1
$\begingroup$

Decide which of the following congruences are solvable, and if so, find all solutions:

a) $x^2 \equiv c \bmod 363$, where $c= 1,5,31$

b) $x^2 \equiv 54 \bmod 125$

Now, I know how to find which of those are solveable, but I have no idea how to find the solutions.

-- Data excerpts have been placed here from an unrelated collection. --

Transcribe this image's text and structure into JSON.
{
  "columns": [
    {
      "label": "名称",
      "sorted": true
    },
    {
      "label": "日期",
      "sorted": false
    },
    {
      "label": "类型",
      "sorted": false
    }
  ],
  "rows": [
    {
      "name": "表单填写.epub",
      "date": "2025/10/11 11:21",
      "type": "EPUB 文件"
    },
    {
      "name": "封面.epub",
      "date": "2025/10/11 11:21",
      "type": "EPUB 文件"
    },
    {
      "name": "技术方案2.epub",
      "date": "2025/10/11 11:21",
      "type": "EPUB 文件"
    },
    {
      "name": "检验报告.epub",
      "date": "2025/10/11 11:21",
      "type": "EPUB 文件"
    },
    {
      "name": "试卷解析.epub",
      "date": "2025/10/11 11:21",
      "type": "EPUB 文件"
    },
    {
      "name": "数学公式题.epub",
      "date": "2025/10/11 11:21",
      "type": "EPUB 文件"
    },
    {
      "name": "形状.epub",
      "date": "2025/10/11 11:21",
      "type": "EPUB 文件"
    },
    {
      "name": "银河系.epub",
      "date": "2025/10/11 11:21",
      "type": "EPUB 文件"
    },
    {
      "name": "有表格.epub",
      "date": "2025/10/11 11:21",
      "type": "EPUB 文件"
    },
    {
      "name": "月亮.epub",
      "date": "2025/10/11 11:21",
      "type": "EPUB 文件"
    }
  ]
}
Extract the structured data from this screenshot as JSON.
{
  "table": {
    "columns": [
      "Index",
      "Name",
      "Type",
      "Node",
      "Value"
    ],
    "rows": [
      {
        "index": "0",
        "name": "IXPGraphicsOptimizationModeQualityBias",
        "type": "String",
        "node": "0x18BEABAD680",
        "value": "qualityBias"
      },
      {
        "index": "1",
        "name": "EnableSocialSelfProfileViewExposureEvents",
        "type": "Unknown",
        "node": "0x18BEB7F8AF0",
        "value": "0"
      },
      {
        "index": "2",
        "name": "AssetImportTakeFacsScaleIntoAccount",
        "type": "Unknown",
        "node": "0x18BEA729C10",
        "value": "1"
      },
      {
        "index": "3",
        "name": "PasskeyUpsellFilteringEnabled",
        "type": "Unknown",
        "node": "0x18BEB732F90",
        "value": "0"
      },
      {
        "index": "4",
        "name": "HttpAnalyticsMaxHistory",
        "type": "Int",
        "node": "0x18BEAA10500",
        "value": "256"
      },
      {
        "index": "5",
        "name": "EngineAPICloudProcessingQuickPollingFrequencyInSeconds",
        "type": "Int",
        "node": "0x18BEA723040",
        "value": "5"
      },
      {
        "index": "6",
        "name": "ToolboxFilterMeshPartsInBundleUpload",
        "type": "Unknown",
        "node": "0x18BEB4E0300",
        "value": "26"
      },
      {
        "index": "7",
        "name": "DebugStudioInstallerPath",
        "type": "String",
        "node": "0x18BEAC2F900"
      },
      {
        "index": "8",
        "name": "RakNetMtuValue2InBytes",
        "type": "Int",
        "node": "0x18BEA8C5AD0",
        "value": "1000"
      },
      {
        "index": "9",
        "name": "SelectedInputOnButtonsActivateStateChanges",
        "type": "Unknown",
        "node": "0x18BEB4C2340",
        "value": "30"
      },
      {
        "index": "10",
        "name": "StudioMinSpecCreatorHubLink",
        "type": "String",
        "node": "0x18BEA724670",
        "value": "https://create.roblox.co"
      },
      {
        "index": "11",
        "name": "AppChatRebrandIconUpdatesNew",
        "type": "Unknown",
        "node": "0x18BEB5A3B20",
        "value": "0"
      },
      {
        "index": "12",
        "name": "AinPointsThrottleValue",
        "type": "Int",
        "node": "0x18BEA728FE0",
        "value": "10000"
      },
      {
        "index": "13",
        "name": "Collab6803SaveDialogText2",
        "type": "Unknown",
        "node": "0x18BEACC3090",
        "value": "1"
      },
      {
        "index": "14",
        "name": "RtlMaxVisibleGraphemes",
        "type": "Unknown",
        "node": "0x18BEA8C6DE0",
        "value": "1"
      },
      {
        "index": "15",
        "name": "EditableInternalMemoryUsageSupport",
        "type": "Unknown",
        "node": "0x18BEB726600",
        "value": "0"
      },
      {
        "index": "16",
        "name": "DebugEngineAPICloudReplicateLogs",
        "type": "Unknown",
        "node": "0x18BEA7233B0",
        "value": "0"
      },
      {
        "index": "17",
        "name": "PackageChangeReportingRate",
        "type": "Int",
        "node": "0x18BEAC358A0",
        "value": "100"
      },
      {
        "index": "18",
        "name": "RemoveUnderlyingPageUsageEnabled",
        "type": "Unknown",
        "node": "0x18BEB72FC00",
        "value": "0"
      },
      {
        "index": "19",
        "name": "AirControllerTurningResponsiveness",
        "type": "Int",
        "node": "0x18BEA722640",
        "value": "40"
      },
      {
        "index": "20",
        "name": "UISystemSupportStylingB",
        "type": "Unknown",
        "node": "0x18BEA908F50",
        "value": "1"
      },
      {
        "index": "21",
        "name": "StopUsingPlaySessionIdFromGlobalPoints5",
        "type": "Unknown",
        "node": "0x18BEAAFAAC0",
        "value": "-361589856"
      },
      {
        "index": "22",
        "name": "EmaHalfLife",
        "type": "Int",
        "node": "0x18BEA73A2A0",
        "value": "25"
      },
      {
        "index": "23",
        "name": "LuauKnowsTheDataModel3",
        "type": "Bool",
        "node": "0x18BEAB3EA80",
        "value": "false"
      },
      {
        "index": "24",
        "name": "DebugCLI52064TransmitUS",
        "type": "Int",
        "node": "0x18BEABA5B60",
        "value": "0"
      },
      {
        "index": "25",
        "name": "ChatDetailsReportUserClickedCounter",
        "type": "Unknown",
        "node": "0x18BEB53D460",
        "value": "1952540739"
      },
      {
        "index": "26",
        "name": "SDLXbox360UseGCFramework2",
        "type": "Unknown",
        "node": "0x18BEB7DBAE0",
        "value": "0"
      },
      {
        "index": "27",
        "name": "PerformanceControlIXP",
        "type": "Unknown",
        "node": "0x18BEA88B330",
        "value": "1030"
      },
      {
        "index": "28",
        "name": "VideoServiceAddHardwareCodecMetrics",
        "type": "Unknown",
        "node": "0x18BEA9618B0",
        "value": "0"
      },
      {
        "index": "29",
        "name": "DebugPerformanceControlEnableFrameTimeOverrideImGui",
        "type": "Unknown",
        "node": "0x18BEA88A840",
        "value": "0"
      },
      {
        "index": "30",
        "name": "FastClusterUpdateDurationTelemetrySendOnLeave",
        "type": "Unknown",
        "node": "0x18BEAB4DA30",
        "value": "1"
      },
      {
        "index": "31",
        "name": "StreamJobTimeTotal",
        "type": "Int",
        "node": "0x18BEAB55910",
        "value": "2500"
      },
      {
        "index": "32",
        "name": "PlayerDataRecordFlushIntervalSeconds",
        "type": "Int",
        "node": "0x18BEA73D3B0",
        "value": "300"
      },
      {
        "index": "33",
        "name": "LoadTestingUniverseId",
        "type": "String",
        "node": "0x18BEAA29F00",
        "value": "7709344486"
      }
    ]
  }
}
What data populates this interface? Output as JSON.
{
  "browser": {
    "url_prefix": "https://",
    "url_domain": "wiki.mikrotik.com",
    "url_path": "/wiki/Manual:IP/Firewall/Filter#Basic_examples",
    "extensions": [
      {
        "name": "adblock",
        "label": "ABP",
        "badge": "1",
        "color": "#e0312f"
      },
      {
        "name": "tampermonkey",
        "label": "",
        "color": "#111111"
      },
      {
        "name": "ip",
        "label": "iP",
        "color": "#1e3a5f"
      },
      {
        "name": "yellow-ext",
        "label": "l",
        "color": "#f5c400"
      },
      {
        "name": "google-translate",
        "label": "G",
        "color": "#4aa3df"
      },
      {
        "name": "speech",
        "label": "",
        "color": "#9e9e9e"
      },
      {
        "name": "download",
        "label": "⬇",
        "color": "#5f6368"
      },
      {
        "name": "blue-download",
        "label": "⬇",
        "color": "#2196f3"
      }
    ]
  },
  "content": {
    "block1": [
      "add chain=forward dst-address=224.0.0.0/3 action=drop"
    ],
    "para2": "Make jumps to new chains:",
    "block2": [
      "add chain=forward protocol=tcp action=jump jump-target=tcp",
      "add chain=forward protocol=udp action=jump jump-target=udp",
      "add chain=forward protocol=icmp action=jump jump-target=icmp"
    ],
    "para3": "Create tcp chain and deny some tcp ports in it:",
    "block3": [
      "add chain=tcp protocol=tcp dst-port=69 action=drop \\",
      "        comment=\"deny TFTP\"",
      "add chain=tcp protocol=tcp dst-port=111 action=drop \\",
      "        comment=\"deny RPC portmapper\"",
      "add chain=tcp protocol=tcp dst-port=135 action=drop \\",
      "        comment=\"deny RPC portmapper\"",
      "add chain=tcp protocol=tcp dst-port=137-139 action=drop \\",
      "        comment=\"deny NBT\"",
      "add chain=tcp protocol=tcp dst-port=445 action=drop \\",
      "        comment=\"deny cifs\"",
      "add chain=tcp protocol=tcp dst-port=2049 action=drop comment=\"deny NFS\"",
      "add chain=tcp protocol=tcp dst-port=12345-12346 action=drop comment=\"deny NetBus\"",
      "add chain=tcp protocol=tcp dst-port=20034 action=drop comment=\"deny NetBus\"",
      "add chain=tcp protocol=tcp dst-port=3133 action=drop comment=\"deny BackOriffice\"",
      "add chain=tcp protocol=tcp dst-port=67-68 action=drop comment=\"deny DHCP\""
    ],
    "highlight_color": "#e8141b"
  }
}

(For example b) is solvable).

Any ideas?

  • 1
    At $x=1$, $c=1$ is trivial.2017-01-01
  • 0
    @SimpleArt Yes, but for the nontrivial congruences?Is there any method generally to find it? Or a method for specific cases?2017-01-01
  • 0
    Note that $x^2\equiv0,1\pmod3$. Thus, we can already see $c=5$.2017-01-01
  • 1
    this is the modular log and not trivial, but it can be done depending on how many calculations you can afford.2017-01-01
  • 0
    for $c=1$ i have found $$x=1,122,241,362$$2017-01-01
  • 0
    Yes, use the symmetry of $(+x)^2=(-x)^2$ to find solutions faster.2017-01-01
  • 0
    @Dr.SonnhardGraubner How?2017-01-01
  • 0
    @ChakaChaka From my last hint, one only needs to check the first half of the values from $1$ to $363$.2017-01-01
  • 0
    @SimpleArt you can get something cheaper by using CRT, and when attacking mod $11^2$ first solving $\bmod 11$ to avoid a ton of cases.2017-01-01
  • 0
    @SimpleArt But it's still 181 numbers to check...2017-01-01
  • 0
    @JorgeFernándezHidalgo Why $mod \ 11$?2017-01-01
  • 0
    well, $363=11^2 \times 3$, you only have to check $22$ cases.2017-01-01
  • 0
    $11^2\times3=363$. Same idea as I used to show $c=5$ is not possible.2017-01-01

1 Answers 1

1

Perhaps these general ideas can help you:

Suppose that we want to solve $x^k \equiv c \bmod p_1^{\alpha_1}p_2^{\alpha_2}\dots p_n^{\alpha_n}$

It suffices to find the solutions $\bmod p^a$ for each prime power and then combine them using the chinese remainder theorem.

So how can we solve $x^k\equiv c \bmod p^a$?

One way is to do it inductively over $a$.

First find all the solutions to $x^k \equiv p^{a-1}$, so when we check for the solutions to $x^k\equiv p^{a-1}$ we only have to check congruences which also solved the previous equation.